À l’issue des six mois de convention passés avec Maman Blues, il est envisagé de mettre en place une cellule d’écoute spécialisée composée de plusieurs intervenants : psychologues, sages-femmes ou infirmières puéricultrices. « Lors de nos sondages préalables, nous avions constaté que les parents étaient partagés sur le fait d’être mis en relation avec un professionnel de santé ou avec une association d’usagers, souligne Lauren Tron. En revanche, un contact avec la PMI ne recueillait pas de nombreux suffrages. »

Plus globalement, c’est toute l’application qui sera susceptible d’évoluer, d’être enrichie et mise à jour régulièrement. « Les retours que nous aurons sur les réseaux sociaux et à travers un panel de parents nous serons précieux pour faire évoluer l’application de façon collaborative », précise Lauren Tron. Une deuxième phase est envisagée, consistant à créer un site d’appui destiné aux professionnels de santé.

Expérimentation des référents parcours en périnatalité dans quatre territoires
Éviter les ruptures de suivi, limiter les doublons et redondances, améliorer la coordination ville-hôpital, rendre l’offre de soins plus lisible pour les usagers, réduire les inégalités territoriales d’accès aux soins de santé, prévenir la dépression du post-partum et réduire les prises en charge complexes coûteuses : tels sont les objectifs ambitieux des « référents parcours en périnatalité » ou « Répap ». Le dispositif est issu des préconisations de la commission des 1000 premiers jours, rendues publiques en novembre 2020. Porté par la Direction générale de la santé, il sera d’abord expérimenté dans quatre territoires : Guyane, Pays Loire Touraine, Centre Essonne, Drôme. Dans chaque territoire, les porteurs de projets hospitaliers ou de ville doivent identifier les professionnels de santé susceptibles d’être Répap. Ces professionnels seront tenus de signer une charte d’engagement, de participer à une session de sensibilisation et à une formation. Interlocuteur privilégié de tous les acteurs intervenant autour du couple parental, le Répap est censé assurer quatre entretiens de coordination de 45 minutes en présentiel pour un parcours standard : entretien prénatal précoce, à 8 mois de grossesse, à 15 jours et à 3 mois et demi en post-partum.

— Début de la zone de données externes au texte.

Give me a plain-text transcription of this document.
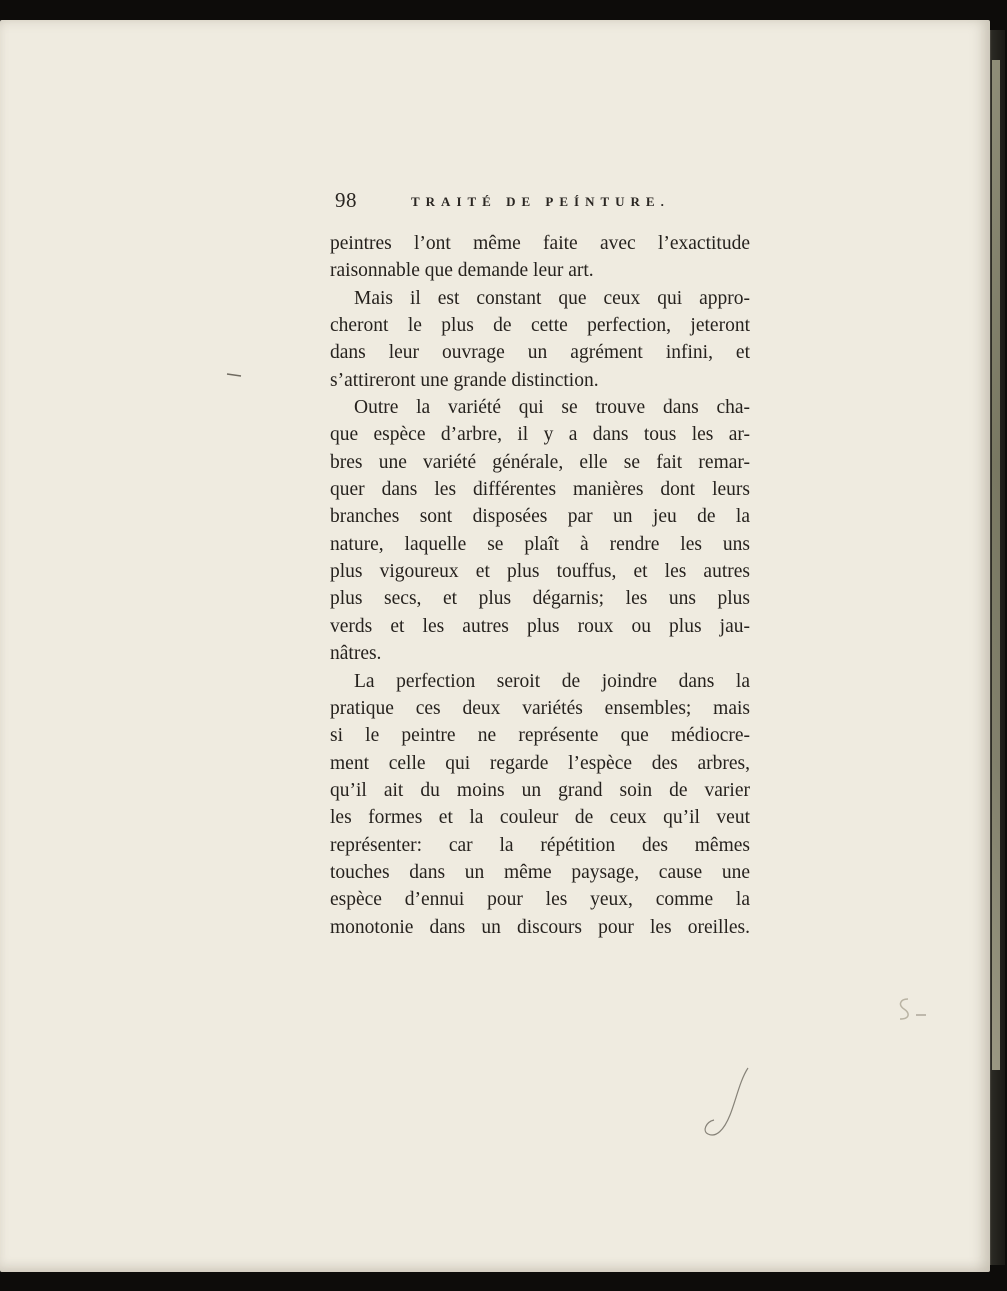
98	TRAITÉ DE PEÍNTURE.
peintres l’ont même faite avec l’exactitude
raisonnable que demande leur art.
Mais il est constant que ceux qui appro-
cheront le plus de cette perfection, jeteront
dans leur ouvrage un agrément infini, et
s’attireront une grande distinction.
Outre la variété qui se trouve dans cha-
que espèce d’arbre, il y a dans tous les ar-
bres une variété générale, elle se fait remar-
quer dans les différentes manières dont leurs
branches sont disposées par un jeu de la
nature, laquelle se plaît à rendre les uns
plus vigoureux et plus touffus, et les autres
plus secs, et plus dégarnis; les uns plus
verds et les autres plus roux ou plus jau-
nâtres.
La perfection seroit de joindre dans la
pratique ces deux variétés ensembles; mais
si le peintre ne représente que médiocre-
ment celle qui regarde l’espèce des arbres,
qu’il ait du moins un grand soin de varier
les formes et la couleur de ceux qu’il veut
représenter: car la répétition des mêmes
touches dans un même paysage, cause une
espèce d’ennui pour les yeux, comme la
monotonie dans un discours pour les oreilles.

Entre ces consultations, un travail de coordination téléphonique d’un total de deux heures est prévu. L’expérimentation prévoit aussi un suivi renforcé de trois heures supplémentaires en cas de vulnérabilités spécifiques. Les Répap seront rémunérés au forfait : 165 euros (198 en Guyane) pour tout parcours standard et 99 euros supplémentaires (119 euros en Guyane) pour les parcours renforcés. Le budget global de l’expérimentation, qui prévoit 6000 inclusions, est de 1,6 milliard d’euros. Ce montant inclut le développement d’outils de partage et d’échange d’informations entre les acteurs.